Последнее, что я помню о нем, — это его голос, глухо прозвучавший в тишине комнаты, тускло освещенной лампой, когда он вдруг назвал меня по имени. Должно быть, он заметил, что я стою в дверях. Окно его спальни было раскрыто настежь, но ему не хватало воздуха.
— Свежего воздуха, — твердил он, — побольше свежего воздуха. Выведите их всех на свежий воздух; всех на свежий воздух. Тогда все будет хорошо!.. Держите окна настежь. Всегда держите окна настежь. Шире, как можно шире… И ничего не бойтесь, ибо все совершается по воле божьей, — хотя нам этого и не понять. Да, все по его воле…
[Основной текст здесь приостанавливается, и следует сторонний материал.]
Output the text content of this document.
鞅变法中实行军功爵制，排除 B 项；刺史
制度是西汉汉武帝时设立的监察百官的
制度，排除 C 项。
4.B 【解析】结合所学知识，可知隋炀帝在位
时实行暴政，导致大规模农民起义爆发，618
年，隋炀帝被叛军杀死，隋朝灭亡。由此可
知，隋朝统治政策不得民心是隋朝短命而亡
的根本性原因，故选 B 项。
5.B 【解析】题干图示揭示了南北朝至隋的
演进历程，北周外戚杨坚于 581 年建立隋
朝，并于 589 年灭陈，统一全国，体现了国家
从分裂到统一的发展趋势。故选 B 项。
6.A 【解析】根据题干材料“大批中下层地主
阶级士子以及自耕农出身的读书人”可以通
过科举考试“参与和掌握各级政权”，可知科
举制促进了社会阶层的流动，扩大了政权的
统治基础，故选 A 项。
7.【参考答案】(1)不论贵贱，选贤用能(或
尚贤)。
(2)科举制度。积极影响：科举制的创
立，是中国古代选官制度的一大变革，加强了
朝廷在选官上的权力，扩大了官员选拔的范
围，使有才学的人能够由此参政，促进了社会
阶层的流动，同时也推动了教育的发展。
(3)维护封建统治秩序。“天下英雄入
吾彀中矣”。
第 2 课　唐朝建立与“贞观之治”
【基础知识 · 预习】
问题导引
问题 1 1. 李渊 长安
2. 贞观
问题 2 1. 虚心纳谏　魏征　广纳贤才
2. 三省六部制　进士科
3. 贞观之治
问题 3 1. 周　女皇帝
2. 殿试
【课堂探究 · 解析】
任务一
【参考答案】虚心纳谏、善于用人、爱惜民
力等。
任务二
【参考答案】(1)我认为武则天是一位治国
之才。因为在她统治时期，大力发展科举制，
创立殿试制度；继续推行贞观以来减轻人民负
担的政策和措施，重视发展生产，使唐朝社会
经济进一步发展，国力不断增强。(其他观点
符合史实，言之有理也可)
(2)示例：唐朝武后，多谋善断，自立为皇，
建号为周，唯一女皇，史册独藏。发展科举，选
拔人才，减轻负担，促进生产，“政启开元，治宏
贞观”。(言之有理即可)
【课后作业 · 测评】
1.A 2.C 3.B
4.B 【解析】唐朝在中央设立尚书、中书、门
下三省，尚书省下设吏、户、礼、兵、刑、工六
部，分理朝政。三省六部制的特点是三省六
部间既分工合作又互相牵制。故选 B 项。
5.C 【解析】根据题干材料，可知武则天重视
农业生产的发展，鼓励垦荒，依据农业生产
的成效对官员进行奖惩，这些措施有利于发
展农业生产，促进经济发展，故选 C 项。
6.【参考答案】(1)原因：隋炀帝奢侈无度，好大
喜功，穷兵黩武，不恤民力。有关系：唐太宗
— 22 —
Лицо его выражало напряженное внимание. Вдруг веки его опустились, он перестал смотреть на меня, дыхание стало затрудненным, замедленным и вырывалось из груди со свистом.
Долгое время он хрипел; никогда не забуду его агонии, Хрип то замолкал, то возобновлялся, то опять затихал. Но вот морщины на лице его разгладились, и оно посветлело; он медленно раскрыл глаза и спокойно, пристально поглядел перед собой.
Я смотрел на него, ожидая, что он скажет, но он безмолвствовал. На меня напал страх.
— Дядя! — прошептал я.
Деревенская сиделка дернула меня за рукав.
Утром, когда меня позвали к нему, лицо его уже представляло собой маску, и глаза были навсегда закрыты. Черты его сохраняли приветливое выражение, но казалось, он был погружен в созерцание какой-то несказанной тайны.
Мраморная статуя его предка в приделе Солсберийского собора — вылитый дядя. Даже руки у него были так же скрещены.
Мне так хотелось говорить с ним, поведать ему многое-многое, чего я не успел высказать, но мне было ясно, что отныне между нами расторгнута всякая связь.
Никогда еще мир не казался мне таким пустым и холодным, как в это солнечное утро. Я сидел у изголовья дяди и долго смотрел на милую мне маску, такую знакомую и уже ставшую такой чужой, и тысячи мыслей проносились у меня в голове, и самых возвышенных и самых низменных. Я горевал о своей утрате и в то же время — я это хорошо помню! — подло радовался тому, что вот я жив.
Но вскоре мною овладело ощущение непривычного холода в сердце. Это чувство не было похоже на страх — оно было слишком глубоким и приглушенным. Я пытался прогнать это ощущение. Я подошел к окну — залитый солнцем безмятежный пейзаж как будто потерял волшебную веселость, которою раньше был напоен. Те же знакомые крыши пристроек, та же серая каменная ограда двора, выгон и престарелый пони, живая изгородь и крутой склон холма. Все было на месте, но все стало каким-то чуждым.
Холод, пронзивший меня при виде дядиного лица, не уменьшился, а только усилился, когда я оглядел привычную обстановку; мне думается, это было не физическое ощущение, не замирание сердца, а какой-то душевный холод, это было совсем новое чувство, чувство одиночества, и сознание, что мне больше не на кого опереться в этом мире, который, быть может, совсем не таков, каким мне представляется.
Я отвернулся от дяди, испытывая смутный протест против этой перемены.
Опять мне захотелось сказать ему что-нибудь, — и я убедился, что сказать мне нечего.